Mit tiefen Atemzügen sog er die von Dämpfen erfüllte Luft des Tempels ein, als er den ihm zugewiesenen Platz,  in der Mitte der Empore, erreicht hatte. Lautlos traten mehrere Tempeldiener an ihn heran. Ihre Gesichter waren fast gänzlich von Schleiern verdeckt, nur ihre Augen konnte er erahnen. In allen lag tief verwurzelte Erwartung und Hoffnung. Während nun im Inneren des Tempels die eigentliche Zeremonie abgehalten werden würde, spielte sich auf dem Festplatz der Hauptakt des Tanzes ab. Angestrengt versuchte Sahel sich daran zu erinnern, wer im letzten Jahr seinen jetzigen Platz innegehabt hatte, aber er konnte sich nicht daran erinnern.
In einem perfekten Kreis hatten sich die acht Männer und Frauen um ihn aufgestellt und warteten mit glühenden Augen darauf, dass Sahel seinen Part erfüllte. Ein leicht mulmiges Gefühl erfüllte den Jungen, als er dort stand und alle Erwartungen auf ihm lasteten, doch es war eine Ehre die Zeremonie des ewigen Feuers ausführen zu dürfen und so nahm er all seinen Mut zusammen und sprach die Worte, die von ihm verlangt wurden: „In gänzlicher Aufrichtigkeit stehe ich hier, reinige mich im Angesicht des ewigen Feuers. Ich gebe mich ihm Hin, mein Herz, meine Seele.

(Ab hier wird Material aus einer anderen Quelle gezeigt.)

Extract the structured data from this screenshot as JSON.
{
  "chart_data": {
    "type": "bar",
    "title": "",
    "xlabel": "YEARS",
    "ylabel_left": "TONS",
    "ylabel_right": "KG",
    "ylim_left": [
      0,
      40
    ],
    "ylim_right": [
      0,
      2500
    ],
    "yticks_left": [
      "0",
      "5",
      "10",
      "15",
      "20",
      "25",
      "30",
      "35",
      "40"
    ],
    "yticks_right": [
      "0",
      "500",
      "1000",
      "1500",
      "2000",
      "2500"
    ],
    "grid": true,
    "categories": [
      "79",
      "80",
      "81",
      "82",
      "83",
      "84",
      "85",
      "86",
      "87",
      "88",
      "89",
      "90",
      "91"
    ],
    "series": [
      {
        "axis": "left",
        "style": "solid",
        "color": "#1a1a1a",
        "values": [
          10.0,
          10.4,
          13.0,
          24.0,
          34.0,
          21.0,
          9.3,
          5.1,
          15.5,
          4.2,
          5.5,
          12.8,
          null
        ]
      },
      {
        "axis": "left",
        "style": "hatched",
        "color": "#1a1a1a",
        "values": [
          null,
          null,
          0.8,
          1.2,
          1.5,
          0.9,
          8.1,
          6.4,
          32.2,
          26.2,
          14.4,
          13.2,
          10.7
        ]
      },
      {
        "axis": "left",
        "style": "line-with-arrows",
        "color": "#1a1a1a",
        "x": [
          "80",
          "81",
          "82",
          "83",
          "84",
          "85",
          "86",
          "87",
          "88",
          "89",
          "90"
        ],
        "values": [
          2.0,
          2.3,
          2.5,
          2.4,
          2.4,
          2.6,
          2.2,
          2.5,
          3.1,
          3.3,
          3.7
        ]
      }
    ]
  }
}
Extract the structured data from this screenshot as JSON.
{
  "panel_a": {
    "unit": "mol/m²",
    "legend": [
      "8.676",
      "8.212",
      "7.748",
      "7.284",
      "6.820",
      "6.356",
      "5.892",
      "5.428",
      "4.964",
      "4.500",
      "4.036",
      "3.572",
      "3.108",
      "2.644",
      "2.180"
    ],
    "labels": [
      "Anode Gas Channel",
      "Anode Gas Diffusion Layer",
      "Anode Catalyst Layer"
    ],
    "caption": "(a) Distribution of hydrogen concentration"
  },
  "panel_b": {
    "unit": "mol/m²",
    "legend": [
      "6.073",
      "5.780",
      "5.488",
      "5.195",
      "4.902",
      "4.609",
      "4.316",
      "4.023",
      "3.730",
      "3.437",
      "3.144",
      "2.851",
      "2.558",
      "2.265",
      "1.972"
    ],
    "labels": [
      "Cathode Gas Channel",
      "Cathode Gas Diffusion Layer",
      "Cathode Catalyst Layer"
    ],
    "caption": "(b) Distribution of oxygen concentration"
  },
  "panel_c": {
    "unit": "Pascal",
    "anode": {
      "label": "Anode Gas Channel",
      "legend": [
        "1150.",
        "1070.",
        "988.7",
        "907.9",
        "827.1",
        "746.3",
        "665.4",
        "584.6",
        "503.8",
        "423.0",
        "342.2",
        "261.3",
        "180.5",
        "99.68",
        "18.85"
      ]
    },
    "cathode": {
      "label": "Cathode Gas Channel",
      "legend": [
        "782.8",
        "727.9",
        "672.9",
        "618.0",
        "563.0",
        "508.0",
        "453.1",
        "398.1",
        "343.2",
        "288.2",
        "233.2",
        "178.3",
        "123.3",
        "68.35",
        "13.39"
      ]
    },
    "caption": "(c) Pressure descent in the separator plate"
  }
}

Für immer und Ewig diene ich ihm. Das ewige Feuer bleibt stets in meinen Gedanken, in jeder Sekunde unerreichbar schön. Ich stehe ein für das, was es mir zeigt und werde alles mir mögliche versuchen um Missstände zu vertreiben. Für das ewige Feuer gebe ich mich auf.“ Ein schwaches Seufzen entglitt Sahels Lippen als er die Worte ausgesprochen hatte. Nun war es so weit. Er war Teil des Rituals.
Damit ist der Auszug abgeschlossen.